Alemania invierte €580M en Helsing para el cerebro de su guerra aérea
€580 millones. Esa es la cifra que Berlín está preparando para contratar a Helsing, la startup muniquesa de inteligencia artificial, como arquitecta del Combat Cloud que conectará cazas, drones, satélites y sensores en el futuro sistema aéreo de combate alemán. El contrato, revelado por documentos obtenidos por Politico en junio de 2026, representa un hito para la soberanía tecnológica europea en defensa y valida el modelo de software puro que Helsing ha construido desde su fundación en 2021.

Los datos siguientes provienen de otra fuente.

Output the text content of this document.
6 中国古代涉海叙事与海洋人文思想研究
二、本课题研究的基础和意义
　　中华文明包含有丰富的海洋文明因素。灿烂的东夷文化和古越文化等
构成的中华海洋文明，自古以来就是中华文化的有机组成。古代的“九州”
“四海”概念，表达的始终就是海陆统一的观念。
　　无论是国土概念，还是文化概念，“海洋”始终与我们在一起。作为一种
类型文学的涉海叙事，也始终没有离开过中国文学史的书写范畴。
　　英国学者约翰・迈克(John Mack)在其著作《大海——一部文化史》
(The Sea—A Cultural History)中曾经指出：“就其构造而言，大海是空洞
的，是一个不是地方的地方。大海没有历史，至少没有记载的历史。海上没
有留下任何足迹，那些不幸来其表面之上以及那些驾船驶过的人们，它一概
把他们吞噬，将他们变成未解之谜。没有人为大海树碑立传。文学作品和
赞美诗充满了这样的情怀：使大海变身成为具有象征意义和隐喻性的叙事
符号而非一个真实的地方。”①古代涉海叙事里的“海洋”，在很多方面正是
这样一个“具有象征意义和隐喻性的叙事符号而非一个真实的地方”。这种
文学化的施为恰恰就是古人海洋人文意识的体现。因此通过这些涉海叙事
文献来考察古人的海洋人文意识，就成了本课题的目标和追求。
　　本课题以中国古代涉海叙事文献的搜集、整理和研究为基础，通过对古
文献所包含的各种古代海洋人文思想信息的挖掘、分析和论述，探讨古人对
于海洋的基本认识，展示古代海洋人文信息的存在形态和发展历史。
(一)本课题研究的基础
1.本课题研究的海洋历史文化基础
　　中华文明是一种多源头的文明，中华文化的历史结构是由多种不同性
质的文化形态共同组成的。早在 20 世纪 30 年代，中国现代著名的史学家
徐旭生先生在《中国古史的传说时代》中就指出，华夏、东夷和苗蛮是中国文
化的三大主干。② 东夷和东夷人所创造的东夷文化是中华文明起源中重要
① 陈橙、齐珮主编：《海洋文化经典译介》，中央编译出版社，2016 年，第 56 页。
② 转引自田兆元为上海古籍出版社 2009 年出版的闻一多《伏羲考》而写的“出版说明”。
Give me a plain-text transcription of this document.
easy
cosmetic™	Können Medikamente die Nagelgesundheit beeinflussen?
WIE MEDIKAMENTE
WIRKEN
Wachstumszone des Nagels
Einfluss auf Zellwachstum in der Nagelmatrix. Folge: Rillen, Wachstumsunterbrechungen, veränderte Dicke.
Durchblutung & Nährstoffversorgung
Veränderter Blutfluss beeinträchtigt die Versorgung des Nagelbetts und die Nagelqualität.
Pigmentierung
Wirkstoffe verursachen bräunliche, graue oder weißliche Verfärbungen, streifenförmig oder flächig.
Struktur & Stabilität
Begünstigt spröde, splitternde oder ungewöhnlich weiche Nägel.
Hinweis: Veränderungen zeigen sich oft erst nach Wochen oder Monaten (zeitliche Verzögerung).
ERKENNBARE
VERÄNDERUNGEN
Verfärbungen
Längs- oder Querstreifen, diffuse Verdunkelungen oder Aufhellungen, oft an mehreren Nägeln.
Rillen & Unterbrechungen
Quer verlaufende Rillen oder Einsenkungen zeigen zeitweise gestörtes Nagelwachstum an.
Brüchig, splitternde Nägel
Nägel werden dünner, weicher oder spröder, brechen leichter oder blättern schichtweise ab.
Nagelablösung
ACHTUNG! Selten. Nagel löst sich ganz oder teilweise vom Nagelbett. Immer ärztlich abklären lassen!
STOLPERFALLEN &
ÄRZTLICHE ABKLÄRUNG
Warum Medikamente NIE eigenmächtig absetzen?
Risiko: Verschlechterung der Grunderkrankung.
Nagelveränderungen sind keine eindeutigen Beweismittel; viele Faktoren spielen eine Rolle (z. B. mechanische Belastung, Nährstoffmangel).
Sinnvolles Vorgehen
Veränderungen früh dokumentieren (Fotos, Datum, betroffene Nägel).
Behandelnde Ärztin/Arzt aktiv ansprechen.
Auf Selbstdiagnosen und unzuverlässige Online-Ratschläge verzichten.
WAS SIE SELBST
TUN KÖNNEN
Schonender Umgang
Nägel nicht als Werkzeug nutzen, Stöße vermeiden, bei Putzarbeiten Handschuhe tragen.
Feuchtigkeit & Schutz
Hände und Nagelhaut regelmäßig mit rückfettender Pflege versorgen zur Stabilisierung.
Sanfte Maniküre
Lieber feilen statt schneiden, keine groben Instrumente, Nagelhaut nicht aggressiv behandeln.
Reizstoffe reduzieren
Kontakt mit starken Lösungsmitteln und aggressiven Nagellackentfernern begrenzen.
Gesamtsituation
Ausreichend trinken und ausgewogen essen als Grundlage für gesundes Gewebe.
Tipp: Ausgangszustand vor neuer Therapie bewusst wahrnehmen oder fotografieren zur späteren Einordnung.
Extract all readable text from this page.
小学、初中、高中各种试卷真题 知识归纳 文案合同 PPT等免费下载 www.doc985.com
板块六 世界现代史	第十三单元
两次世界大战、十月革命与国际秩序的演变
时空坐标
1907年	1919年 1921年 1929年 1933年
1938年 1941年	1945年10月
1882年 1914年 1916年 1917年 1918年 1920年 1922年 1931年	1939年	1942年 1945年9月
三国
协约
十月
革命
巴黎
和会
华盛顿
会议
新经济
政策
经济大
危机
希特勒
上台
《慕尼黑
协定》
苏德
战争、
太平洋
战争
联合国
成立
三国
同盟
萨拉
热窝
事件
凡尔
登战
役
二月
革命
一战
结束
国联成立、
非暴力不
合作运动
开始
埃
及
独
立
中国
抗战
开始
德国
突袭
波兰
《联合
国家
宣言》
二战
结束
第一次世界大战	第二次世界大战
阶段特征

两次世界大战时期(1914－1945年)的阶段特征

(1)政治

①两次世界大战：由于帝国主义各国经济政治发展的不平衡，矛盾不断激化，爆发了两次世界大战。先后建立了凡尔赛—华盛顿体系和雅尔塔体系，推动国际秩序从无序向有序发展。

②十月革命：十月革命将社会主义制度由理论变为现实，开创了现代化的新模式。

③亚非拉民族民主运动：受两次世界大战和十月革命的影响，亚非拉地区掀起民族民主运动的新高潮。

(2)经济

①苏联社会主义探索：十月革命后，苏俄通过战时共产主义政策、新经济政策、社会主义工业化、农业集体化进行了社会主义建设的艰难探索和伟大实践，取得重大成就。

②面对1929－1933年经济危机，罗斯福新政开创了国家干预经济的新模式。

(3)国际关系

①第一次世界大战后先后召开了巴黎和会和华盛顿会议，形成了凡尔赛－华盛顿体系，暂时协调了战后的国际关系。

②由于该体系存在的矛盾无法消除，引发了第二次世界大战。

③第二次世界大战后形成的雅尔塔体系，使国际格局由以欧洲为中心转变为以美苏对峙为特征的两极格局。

Para founders de deeptech en Europa y LATAM, este deal demuestra que los gobiernos están dispuestos a apostar por startups jóvenes —no solo por contratistas legacy— cuando el producto resuelve un problema crítico con tecnología diferenciada. La pregunta no es si tu startup puede venderle al Estado, sino si tu software es lo suficientemente único como para ser irreemplazable.
¿Qué es Helsing y por qué Alemania la eligió?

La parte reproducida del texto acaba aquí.